Sözsüz oyunda oyuncuların, gittikleri yerle ilgili, çeşitli marka ve büyüklükte arabaları, açınca sıcak suyu akan duş ve güzel kızlarla(!) ilgili hayaller seyirciye çok güzel geçiyordu. Sahneye yerleştirilen mavi bir duvar üstünde kukla balık ve gemiyle yolculuk ve deniz kazası sembolik olarak çok güzel anlatılmıştı. Adadaki açlıkla mücadele, bir elmanın küçük birer ısırıkla paylaşılması, kiminin kendine engel olamayarak tamamını yemesi, hem eğlenceli hem de düşündürücüydü.

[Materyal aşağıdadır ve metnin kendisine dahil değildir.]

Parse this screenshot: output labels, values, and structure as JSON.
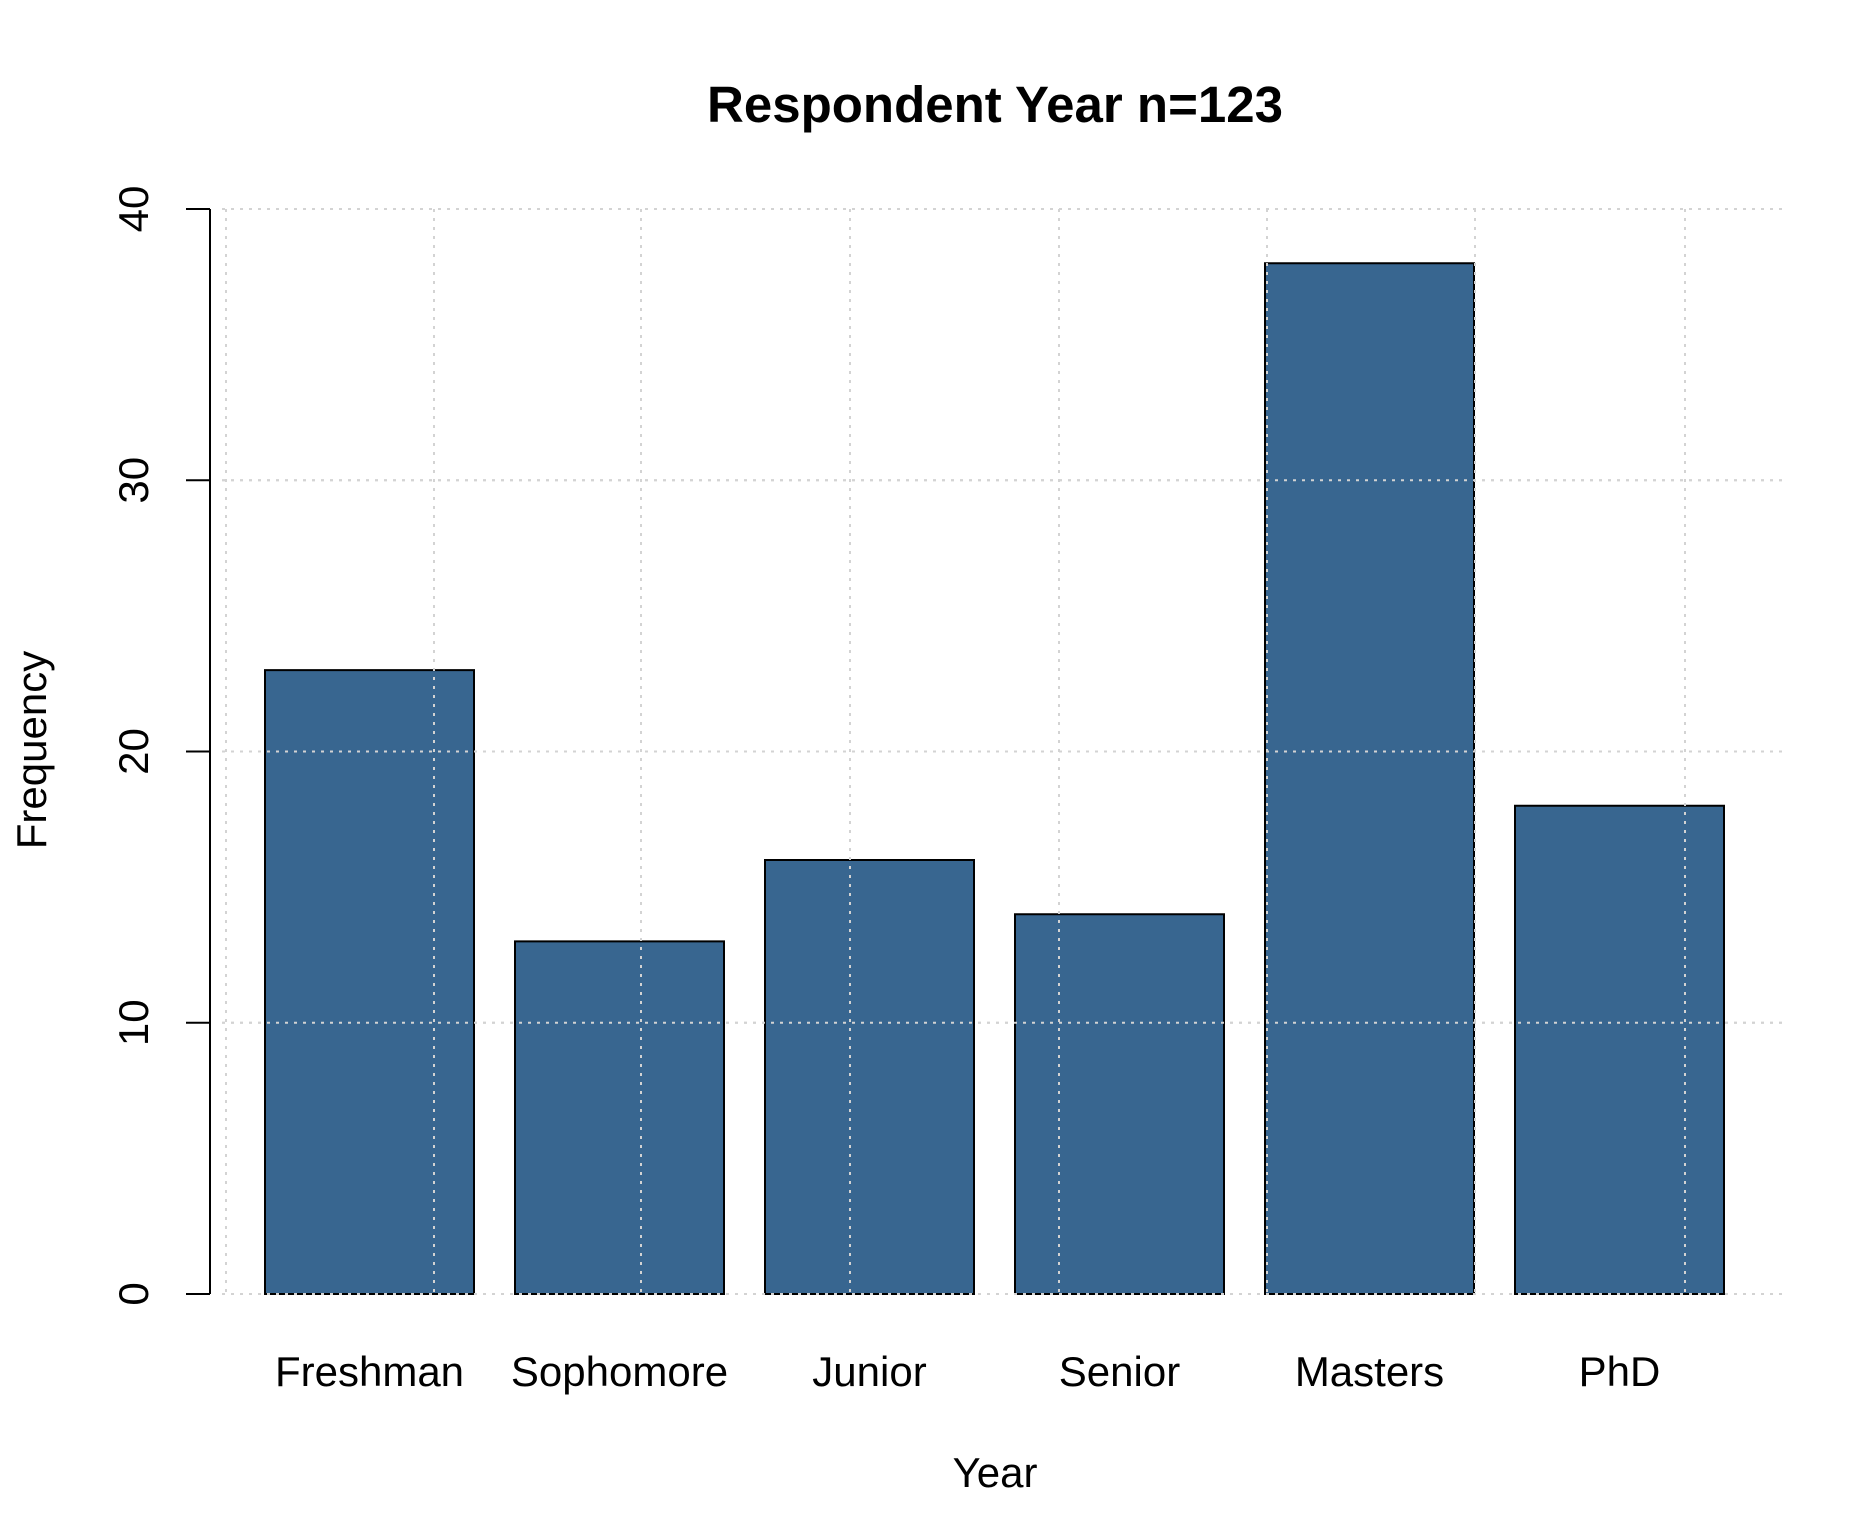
{
  "chart_data": {
    "type": "bar",
    "title": "Respondent Year n=123",
    "xlabel": "Year",
    "ylabel": "Frequency",
    "categories": [
      "Freshman",
      "Sophomore",
      "Junior",
      "Senior",
      "Masters",
      "PhD"
    ],
    "values": [
      23,
      13,
      16,
      14,
      38,
      18
    ],
    "ylim": [
      0,
      40
    ],
    "yticks": [
      0,
      10,
      20,
      30,
      40
    ],
    "grid": true,
    "bar_color": "#386690",
    "grid_color": "#d3d3d3"
  }
}
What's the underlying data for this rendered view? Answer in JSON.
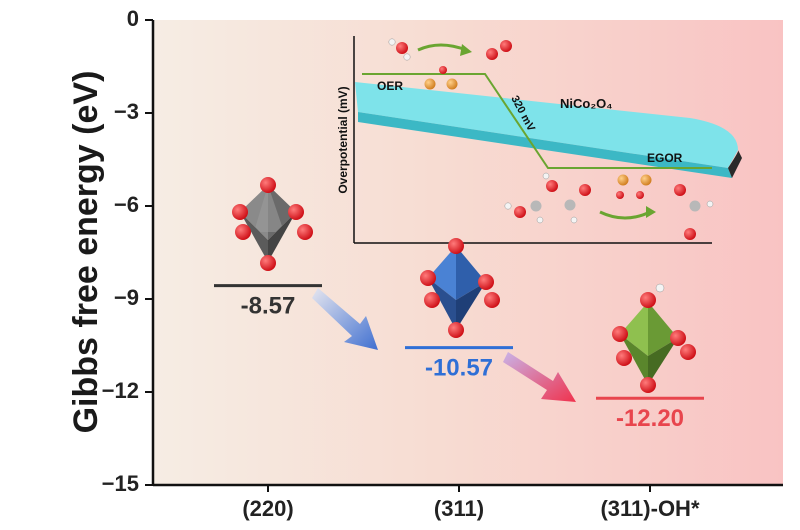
{
  "chart_data": {
    "type": "line",
    "ylabel": "Gibbs free energy (eV)",
    "xlabel": "",
    "ylim": [
      -15,
      0
    ],
    "yticks": [
      0,
      -3,
      -6,
      -9,
      -12,
      -15
    ],
    "ytick_labels": [
      "0",
      "−3",
      "−6",
      "−9",
      "−12",
      "−15"
    ],
    "categories": [
      "(220)",
      "(311)",
      "(311)-OH*"
    ],
    "values": [
      -8.57,
      -10.57,
      -12.2
    ],
    "value_labels": [
      "-8.57",
      "-10.57",
      "-12.20"
    ],
    "level_colors": [
      "#333333",
      "#2f6fd6",
      "#e8454d"
    ],
    "grid": false,
    "inset": {
      "ylabel": "Overpotential (mV)",
      "oer_label": "OER",
      "egor_label": "EGOR",
      "delta_label": "320 mV",
      "material_label": "NiCo₂O₄"
    }
  },
  "colors": {
    "background_left": "#f6eee6",
    "background_right": "#f9c4c4",
    "polyhedron_220": "#7d7d7d",
    "polyhedron_311": "#3f76c9",
    "polyhedron_311_oh": "#76a83f",
    "oxygen": "#e0141c",
    "hydrogen": "#f2f2f2",
    "slab": "#5fd2dc",
    "inset_line": "#6aa531"
  }
}
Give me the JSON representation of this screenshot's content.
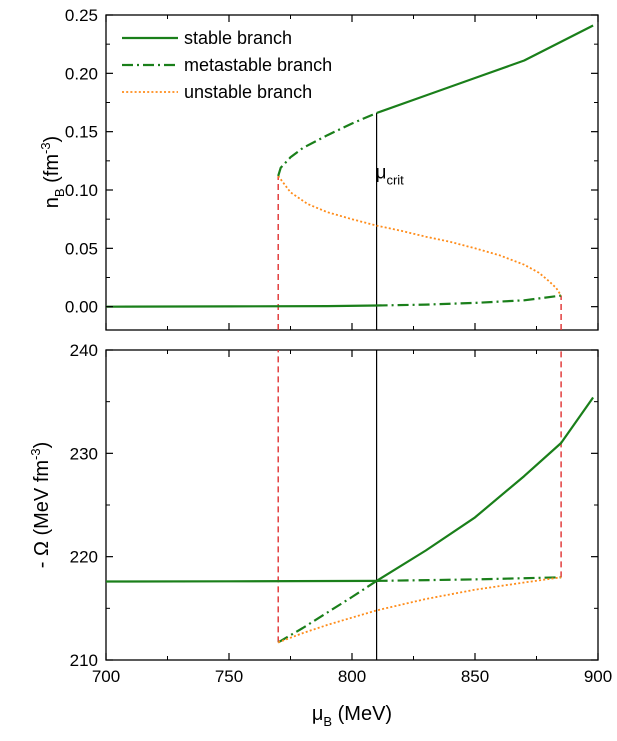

Bir an için acaba elma çekirdeğini ekip bir elma ağacıyla başlayan serüven o adada kendilerine bir hayat kurmalarıyla mı bitecek diye düşündük...

Dekor basit… Bir deniz görünümü, gemi ve Avrupa Birliği bayrağı, kostümler deniz kıyafetleri, ayaklarda paletler, şnorkeller, deniz gözlükleri ve can yelekleri… Başlangıçta çıkılacak yolculukta hayatta kalmalarına yardım eden birer malzeme olmakla birlikte oyunun sonuna kadar onları çıkartmamaları yanımızdaki çocuğun yüksek sesle “Şehre geldikleri halde neden onları çıkarmadılar” diye sormasına neden oldu. Sahi neden bu malzemeleri oyunun sonuna kadar çıkarmadılar?

Oyunda beni ciddi olarak rahatsız eden bir nokta da bu beş kafadarın hayallerini güzel lüx arabaların yanı sıra güzel kızların da süslemeleri. Beden diliyle kızları ifade eden anlatımları erkek egemen söylemin, erkek dünyasındaki kadın algısının en azından bir çocuk oyununda olmamasını dilerdik. Toplumsal cinsiyet, kadın olmak erkek olmak gibi konuların modern -yoksa postmodern mi desek- dünyada her gün biraz daha sorgulandığı, gündemi işgal ettiği günümüzde böylesi söylemler konusunda biraz daha dikkatli olmak gerek. Bir diğer dikkat çekici nokta oyuncular içinde kadın oyuncunun olmaması... Bu serüven sadece erkekler değil kadınlar için de  geçerli... Oyuncular içinde kadın oyuncu olmamasının mutlaka mantıklı bir açıklaması vardır.

Son söz olarak iyi bir çocuk oyunu dediğimizde o oyundan, çocuk kadar yetişkinin de zevk alması gerekir. Yani, 7’den 77’ye herkes zevkle seyretmeli.

Sonuç olarak “Okyanusta Bir Su damlası Gibi” çocuğu ciddiye alan, bizim İstanbul’dan alışık olduğumuz, peluşlu oyuncuların cevabı belli sorular sorarak çocukları bağırttıkları oyunlardan çok farklı, biz yetişkinlerin de zevkle izlediği bir oyundu. Keşke mesaj da bu kadar sorunlu olmasaydı.

1 Bu yazı, Tiyatro... Tiyatro Dergisi'nde yayımlanmıştır.